Compor um tapete de flores, apreciado por milhares de pessoas durante a Semana Santa de Sardoal, não é tarefa fácil, é preciso tempo, dedicação e amor pela preservação da tradição. Primeiro criar o desenho com motivos alusivos à Quadra Pascal, que possa ser composto e definido com pétalas de flores, depois iniciar os preparativos “normalmente no domingo [antes da Páscoa]” , como a aplicação do desenho no chão da Capela, explica Susana.

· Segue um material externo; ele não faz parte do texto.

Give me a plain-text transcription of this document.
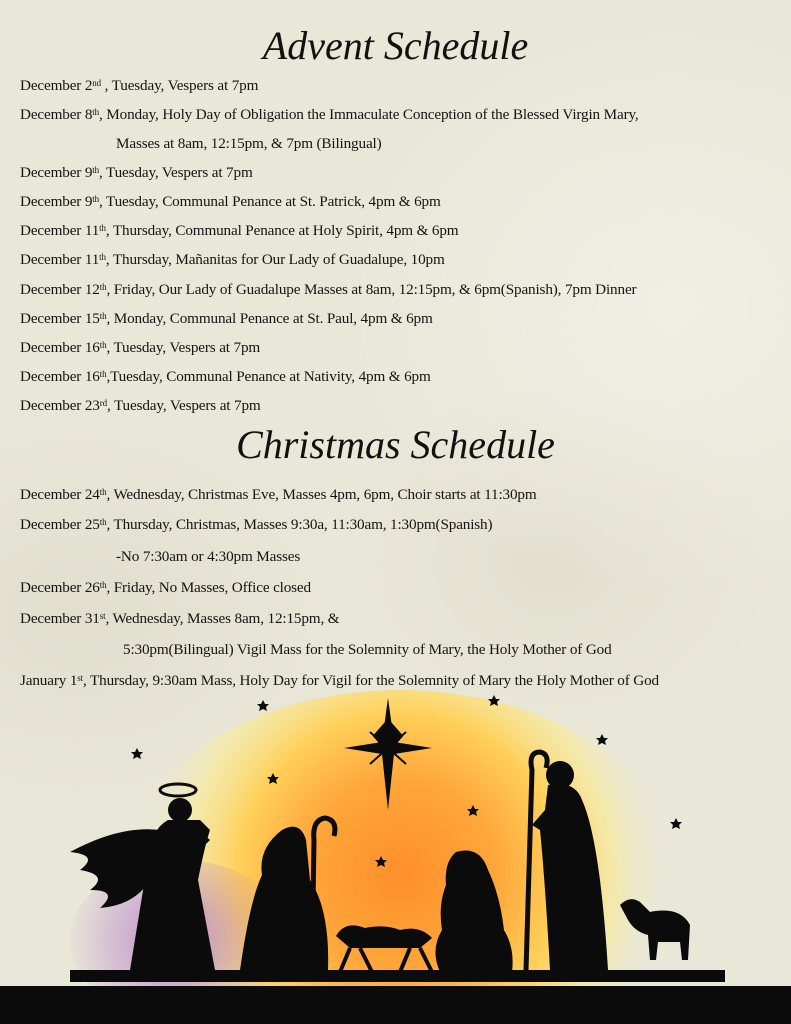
Advent Schedule
December 2nd , Tuesday, Vespers at 7pm
December 8th, Monday, Holy Day of Obligation the Immaculate Conception of the Blessed Virgin Mary,
Masses at 8am, 12:15pm, & 7pm (Bilingual)
December 9th, Tuesday, Vespers at 7pm
December 9th, Tuesday, Communal Penance at St. Patrick, 4pm & 6pm
December 11th, Thursday, Communal Penance at Holy Spirit, 4pm & 6pm
December 11th, Thursday, Mañanitas for Our Lady of Guadalupe, 10pm
December 12th, Friday, Our Lady of Guadalupe Masses at 8am, 12:15pm, & 6pm(Spanish), 7pm Dinner
December 15th, Monday, Communal Penance at St. Paul, 4pm & 6pm
December 16th, Tuesday, Vespers at 7pm
December 16th,Tuesday, Communal Penance at Nativity, 4pm & 6pm
December 23rd, Tuesday, Vespers at 7pm
Christmas Schedule
December 24th, Wednesday, Christmas Eve, Masses 4pm, 6pm, Choir starts at 11:30pm
December 25th, Thursday, Christmas, Masses 9:30a, 11:30am, 1:30pm(Spanish)
-No 7:30am or 4:30pm Masses
December 26th, Friday, No Masses, Office closed
December 31st, Wednesday, Masses 8am, 12:15pm, &
5:30pm(Bilingual) Vigil Mass for the Solemnity of Mary, the Holy Mother of God
January 1st, Thursday, 9:30am Mass, Holy Day for Vigil for the Solemnity of Mary the Holy Mother of God
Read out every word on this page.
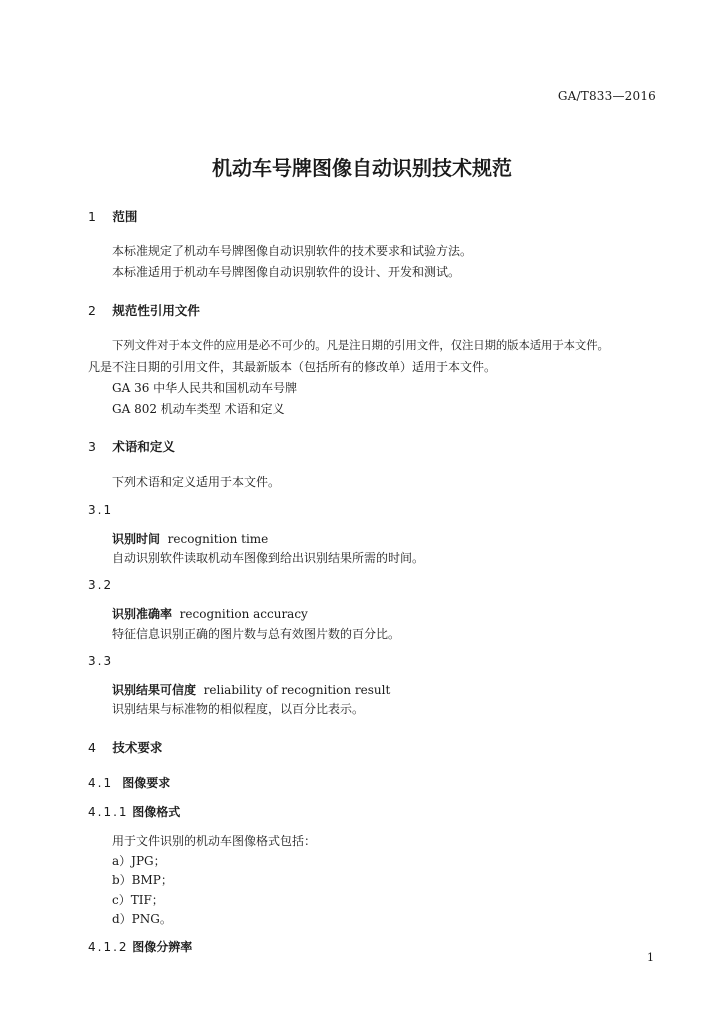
GA/T833—2016
机动车号牌图像自动识别技术规范
1 范围
本标准规定了机动车号牌图像自动识别软件的技术要求和试验方法。
本标准适用于机动车号牌图像自动识别软件的设计、开发和测试。
2 规范性引用文件
下列文件对于本文件的应用是必不可少的。凡是注日期的引用文件，仅注日期的版本适用于本文件。
凡是不注日期的引用文件，其最新版本（包括所有的修改单）适用于本文件。
GA 36 中华人民共和国机动车号牌
GA 802 机动车类型 术语和定义
3 术语和定义
下列术语和定义适用于本文件。
3.1
识别时间 recognition time
自动识别软件读取机动车图像到给出识别结果所需的时间。
3.2
识别准确率 recognition accuracy
特征信息识别正确的图片数与总有效图片数的百分比。
3.3
识别结果可信度 reliability of recognition result
识别结果与标准物的相似程度，以百分比表示。
4 技术要求
4.1 图像要求
4.1.1 图像格式
用于文件识别的机动车图像格式包括：
a）JPG；
b）BMP；
c）TIF；
d）PNG。
4.1.2 图像分辨率
1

Portanto, a noite é passada nessa tarefa de composição artística, embora aquando da nossa reportagem muito trabalho já estivesse feito, ou seja, o desenho passou do papel, da maquete, para o chão. Aliás, as novas tecnologias permitem que tenham criado um grupo no WhatsApp, por norma residentes nas proximidades da Capela, dedicado aos tapetes de flores e um dossier de arquivo cheio de desenhos, muitos da autoria de Susana, embora este ano tenham optado por um registo “mais simples” e apenas um desenho. Normalmente cada ano são apresentadas três opções.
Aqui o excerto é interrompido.